The Cygnus Wall in the North American Nebula (NGC7000), in SHO.

After a long summer of short, cloudy evenings, I’m finally back at shooting astrophotographs. In the spring I picked up a new mono camera, the ZWO ASI533MM Pro, and a set of Optolong narrowband filters for hydrogen-alpha (7 nm), sulfur-II (6.5 nm), and oxygen-III (6.5nm). I also picked up the ZWO mini filter wheel so I could automate my filter changes. Last week I finally got them all out for some shooting, and I spent three nights shooting subs of the Cygnus Wall, a star formation region of the North American Nebula (NGC7000) in the constellation Cygnus.

Using my Sky-Watcher Esprit 100 f/5.5 refractor on its iOptron GEM45 mount, I was able to collect 84 5-min subs for each filter, resulting in a total of 21 hours of data. Guiding (I used off-axis guiding) was generally 0.5″ or better when the target was high in the sky, but it understandably degraded to almost 1.0″ when the target was closer to the horizon.

My imaging rig–the Sky-Watcher Esprit 100 refractor on an iOptron GEM45 mount.

Processing was done in PixInsight. I used the Weighted Batch Preprocessing (WBPP) script in PixInsight to do all the stacking, calibration, registration, etc. and it always does a super job.
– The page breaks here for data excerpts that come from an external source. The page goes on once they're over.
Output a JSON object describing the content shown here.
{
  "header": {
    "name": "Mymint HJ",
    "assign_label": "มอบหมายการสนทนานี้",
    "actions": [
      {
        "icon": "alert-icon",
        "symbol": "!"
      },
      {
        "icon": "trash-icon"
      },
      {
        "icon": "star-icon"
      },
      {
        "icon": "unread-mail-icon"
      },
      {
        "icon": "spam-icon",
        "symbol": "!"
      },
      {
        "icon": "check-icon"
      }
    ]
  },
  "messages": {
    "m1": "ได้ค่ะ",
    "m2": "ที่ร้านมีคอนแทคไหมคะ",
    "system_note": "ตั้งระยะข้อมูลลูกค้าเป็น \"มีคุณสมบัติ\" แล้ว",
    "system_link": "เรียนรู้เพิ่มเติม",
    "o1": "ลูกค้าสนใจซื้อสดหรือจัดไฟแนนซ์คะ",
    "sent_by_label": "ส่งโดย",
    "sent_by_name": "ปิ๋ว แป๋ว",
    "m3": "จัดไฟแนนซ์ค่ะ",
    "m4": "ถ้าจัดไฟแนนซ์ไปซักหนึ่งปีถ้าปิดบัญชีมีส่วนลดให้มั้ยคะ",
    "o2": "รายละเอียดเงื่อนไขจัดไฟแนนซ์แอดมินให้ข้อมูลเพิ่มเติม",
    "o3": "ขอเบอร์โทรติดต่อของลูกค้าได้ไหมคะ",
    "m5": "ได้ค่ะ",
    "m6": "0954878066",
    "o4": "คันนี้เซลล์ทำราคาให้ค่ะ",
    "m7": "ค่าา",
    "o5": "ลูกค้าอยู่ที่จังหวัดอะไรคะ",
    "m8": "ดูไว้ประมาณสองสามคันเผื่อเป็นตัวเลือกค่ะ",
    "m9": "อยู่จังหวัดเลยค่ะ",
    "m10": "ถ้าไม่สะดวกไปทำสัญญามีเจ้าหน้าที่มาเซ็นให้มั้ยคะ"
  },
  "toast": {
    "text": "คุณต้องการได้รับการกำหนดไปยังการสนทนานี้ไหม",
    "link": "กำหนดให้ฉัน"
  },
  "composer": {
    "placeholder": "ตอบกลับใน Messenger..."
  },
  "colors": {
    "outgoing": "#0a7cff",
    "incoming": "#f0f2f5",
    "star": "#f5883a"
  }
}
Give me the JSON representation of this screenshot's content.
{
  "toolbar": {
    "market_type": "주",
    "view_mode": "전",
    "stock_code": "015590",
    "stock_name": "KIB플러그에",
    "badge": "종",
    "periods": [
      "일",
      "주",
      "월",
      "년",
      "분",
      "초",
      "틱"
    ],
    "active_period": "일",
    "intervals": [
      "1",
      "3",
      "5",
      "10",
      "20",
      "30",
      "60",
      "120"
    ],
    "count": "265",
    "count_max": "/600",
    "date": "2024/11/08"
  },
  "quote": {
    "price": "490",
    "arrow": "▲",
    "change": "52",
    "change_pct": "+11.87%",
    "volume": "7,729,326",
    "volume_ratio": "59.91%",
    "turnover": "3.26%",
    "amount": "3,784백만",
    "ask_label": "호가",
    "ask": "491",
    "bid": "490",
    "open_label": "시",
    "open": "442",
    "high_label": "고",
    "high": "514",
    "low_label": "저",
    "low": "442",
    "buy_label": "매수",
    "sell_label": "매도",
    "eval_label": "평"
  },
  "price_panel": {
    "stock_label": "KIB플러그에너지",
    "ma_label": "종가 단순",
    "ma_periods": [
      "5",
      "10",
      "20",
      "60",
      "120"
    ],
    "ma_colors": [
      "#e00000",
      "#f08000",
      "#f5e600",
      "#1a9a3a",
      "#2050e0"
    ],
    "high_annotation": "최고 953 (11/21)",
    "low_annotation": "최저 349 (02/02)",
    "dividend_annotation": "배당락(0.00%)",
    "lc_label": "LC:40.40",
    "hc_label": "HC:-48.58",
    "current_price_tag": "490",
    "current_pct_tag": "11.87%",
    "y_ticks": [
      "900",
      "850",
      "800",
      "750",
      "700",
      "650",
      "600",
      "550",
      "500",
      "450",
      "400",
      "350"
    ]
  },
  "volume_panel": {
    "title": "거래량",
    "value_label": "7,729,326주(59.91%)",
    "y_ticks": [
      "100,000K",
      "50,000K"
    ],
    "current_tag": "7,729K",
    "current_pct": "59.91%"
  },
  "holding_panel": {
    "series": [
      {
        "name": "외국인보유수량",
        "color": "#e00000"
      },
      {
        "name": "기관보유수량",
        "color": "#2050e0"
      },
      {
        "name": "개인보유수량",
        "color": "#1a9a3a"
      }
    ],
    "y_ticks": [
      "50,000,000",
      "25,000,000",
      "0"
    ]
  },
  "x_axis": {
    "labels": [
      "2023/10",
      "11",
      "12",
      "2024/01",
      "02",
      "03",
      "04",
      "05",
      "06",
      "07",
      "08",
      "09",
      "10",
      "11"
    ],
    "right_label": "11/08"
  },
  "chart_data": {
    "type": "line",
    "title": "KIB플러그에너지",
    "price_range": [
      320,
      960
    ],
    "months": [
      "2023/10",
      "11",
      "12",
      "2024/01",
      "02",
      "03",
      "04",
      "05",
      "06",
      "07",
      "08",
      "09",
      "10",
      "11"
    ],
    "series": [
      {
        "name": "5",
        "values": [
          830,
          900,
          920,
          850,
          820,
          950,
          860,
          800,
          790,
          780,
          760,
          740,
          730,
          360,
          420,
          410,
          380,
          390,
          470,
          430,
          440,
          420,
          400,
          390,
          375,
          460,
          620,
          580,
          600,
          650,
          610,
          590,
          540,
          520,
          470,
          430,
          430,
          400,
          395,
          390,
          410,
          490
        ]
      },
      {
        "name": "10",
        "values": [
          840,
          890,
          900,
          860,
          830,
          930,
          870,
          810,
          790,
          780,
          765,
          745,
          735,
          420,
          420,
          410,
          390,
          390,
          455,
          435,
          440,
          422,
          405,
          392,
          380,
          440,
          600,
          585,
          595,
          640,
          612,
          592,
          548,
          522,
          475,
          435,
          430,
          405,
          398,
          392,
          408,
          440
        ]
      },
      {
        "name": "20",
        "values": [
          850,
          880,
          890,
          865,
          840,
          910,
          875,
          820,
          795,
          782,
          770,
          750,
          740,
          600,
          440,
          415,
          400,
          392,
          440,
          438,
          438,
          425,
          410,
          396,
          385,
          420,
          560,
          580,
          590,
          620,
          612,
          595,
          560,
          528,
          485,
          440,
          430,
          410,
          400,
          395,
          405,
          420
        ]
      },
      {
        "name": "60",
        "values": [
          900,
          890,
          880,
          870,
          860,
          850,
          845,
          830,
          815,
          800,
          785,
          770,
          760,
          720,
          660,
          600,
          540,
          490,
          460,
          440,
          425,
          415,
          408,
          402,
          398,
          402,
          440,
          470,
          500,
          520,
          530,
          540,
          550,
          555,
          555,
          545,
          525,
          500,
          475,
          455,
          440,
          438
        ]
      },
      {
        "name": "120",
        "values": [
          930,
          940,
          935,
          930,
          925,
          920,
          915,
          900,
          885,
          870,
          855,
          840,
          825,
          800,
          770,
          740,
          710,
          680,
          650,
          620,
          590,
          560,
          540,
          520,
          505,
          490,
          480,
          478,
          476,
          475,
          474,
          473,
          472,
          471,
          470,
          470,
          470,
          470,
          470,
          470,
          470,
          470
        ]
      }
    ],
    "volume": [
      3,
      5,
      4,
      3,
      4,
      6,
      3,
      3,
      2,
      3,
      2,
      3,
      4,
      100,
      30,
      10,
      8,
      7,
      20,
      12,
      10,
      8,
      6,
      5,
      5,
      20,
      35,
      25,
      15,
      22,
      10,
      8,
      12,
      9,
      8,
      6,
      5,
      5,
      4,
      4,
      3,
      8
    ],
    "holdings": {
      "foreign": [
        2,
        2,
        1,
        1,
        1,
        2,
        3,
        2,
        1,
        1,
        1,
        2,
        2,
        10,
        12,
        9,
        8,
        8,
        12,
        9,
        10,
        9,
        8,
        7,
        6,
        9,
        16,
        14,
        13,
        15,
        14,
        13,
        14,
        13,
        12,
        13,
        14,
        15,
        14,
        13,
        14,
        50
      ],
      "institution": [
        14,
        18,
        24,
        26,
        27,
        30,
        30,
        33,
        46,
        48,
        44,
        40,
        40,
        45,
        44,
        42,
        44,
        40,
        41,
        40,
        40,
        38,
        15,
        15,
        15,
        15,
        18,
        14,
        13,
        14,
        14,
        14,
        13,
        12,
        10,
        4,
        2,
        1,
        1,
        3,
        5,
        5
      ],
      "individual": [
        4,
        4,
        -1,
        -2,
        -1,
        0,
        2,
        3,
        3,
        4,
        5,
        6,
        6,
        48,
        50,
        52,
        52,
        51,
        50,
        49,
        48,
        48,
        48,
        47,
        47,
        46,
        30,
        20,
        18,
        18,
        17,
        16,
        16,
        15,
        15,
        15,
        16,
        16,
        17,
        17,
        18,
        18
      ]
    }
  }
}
Processing narrowband data in PixInsight actually seems easier than processing one-shot color data, despite starting with three master images (one for each filter) instead of just one. With this particular target I used the Hubble palette (SII red, Ha green, and OIII blue) to produce the final image. I used NoiseXTerminator for noise reduction and StarXTerminator to reduce the impact of the stars in the image, and I used Affinity Photo for the final tweaks.

This was my first attempt at imaging in narrowband SHO, and I’m eager to do more.